Legacy List Transforms a Venerable Family House into a Place that Feels Like Home
“I don’t like the paintings in the house. They’re really creepy,” Nettie Rattray told Matt Paxton, of Legacy List with Matt Paxton. She and her brother, Teddy, recently moved with their mother, Bess, to her great-great-grandparents’ home in East Hampton, NY.
Yet, even with the move, the house remained largely unchanged, looking very much the same as when Bess visited her grandparents as a little girl. Fourteen generations of Rattray artwork, furniture, and memorabilia lingered in their living space, attic, basement, and barn, leaving no room for the new family’s belongings.
While Bess felt a connection to her family when among their personal effects, her children were less enthused.
“It feels like the paintings are always staring at you,” added Teddy.
This week on Legacy List with Matt Paxton, the team must balance the Rattray’s connection to past generations while at the same time offer a path toward the future. However, they weren’t expecting those generations to span back to the early days of the American colonies.
Bess’ family has been a vital part of the East Hampton community since the 1640’s. Her great-grandfather, a whaler, purchased the house in the early 20th century, preserving it and centuries of family keepsakes for generations to come.
While Bess has fond memories of visiting her grandmother and seeing the heirlooms displayed throughout the house and stored in the barn, her children did not.
“It’s dusty stuff in boxes. It doesn’t have any meaning to the kids at all,” Bess said.
Matt’s team set out to find the items on Bess’ legacy list, as well as discover family stories that connect Nettie and Teddy to their family’s history and values. But they also needed to downsize the significant items left by her grandparents so her new family could make the house feel as if it belonged to them.
“Having a lot of stuff is one thing,” said Legacy List team member Mike Kelleher, “But if you can’t live in your own house and your kids can’t have their own space, what’s the point?”
But most importantly, Matt’s team discovered beautiful stories about Bess’ forebears from what they left behind.
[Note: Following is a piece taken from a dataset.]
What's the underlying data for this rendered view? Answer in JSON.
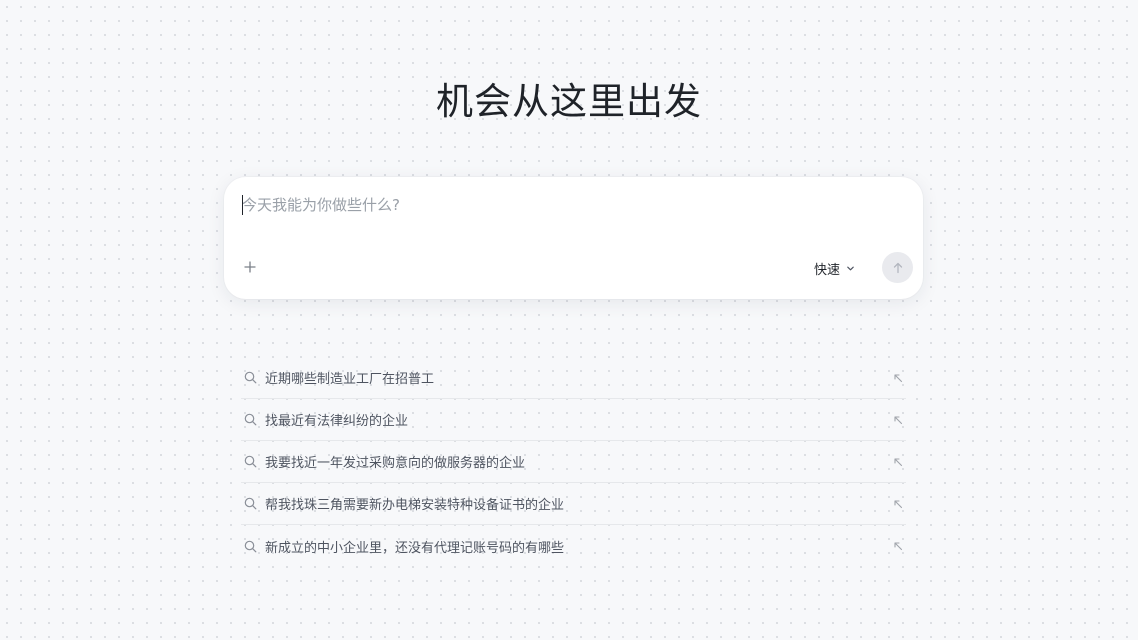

Among the finds were land deeds dating back to the 17th century, mahjong tiles brought from China by her grandmother, and an ancient link to the Native American tribes in the region. All the stories served to connect her children to a family they never had the opportunity to know.
“The history the team uncovered about our family's past was absolutely amazing. Priceless, really,” said Bess. “We feel so lucky and truly grateful, not just to Matt but to all the people who did such painstaking research, who waded into our mess and got their hands dirty and found treasures that mean a lot to us.
“It truly meant a lot to me, and to my kids, to be on the receiving end of such a gift.”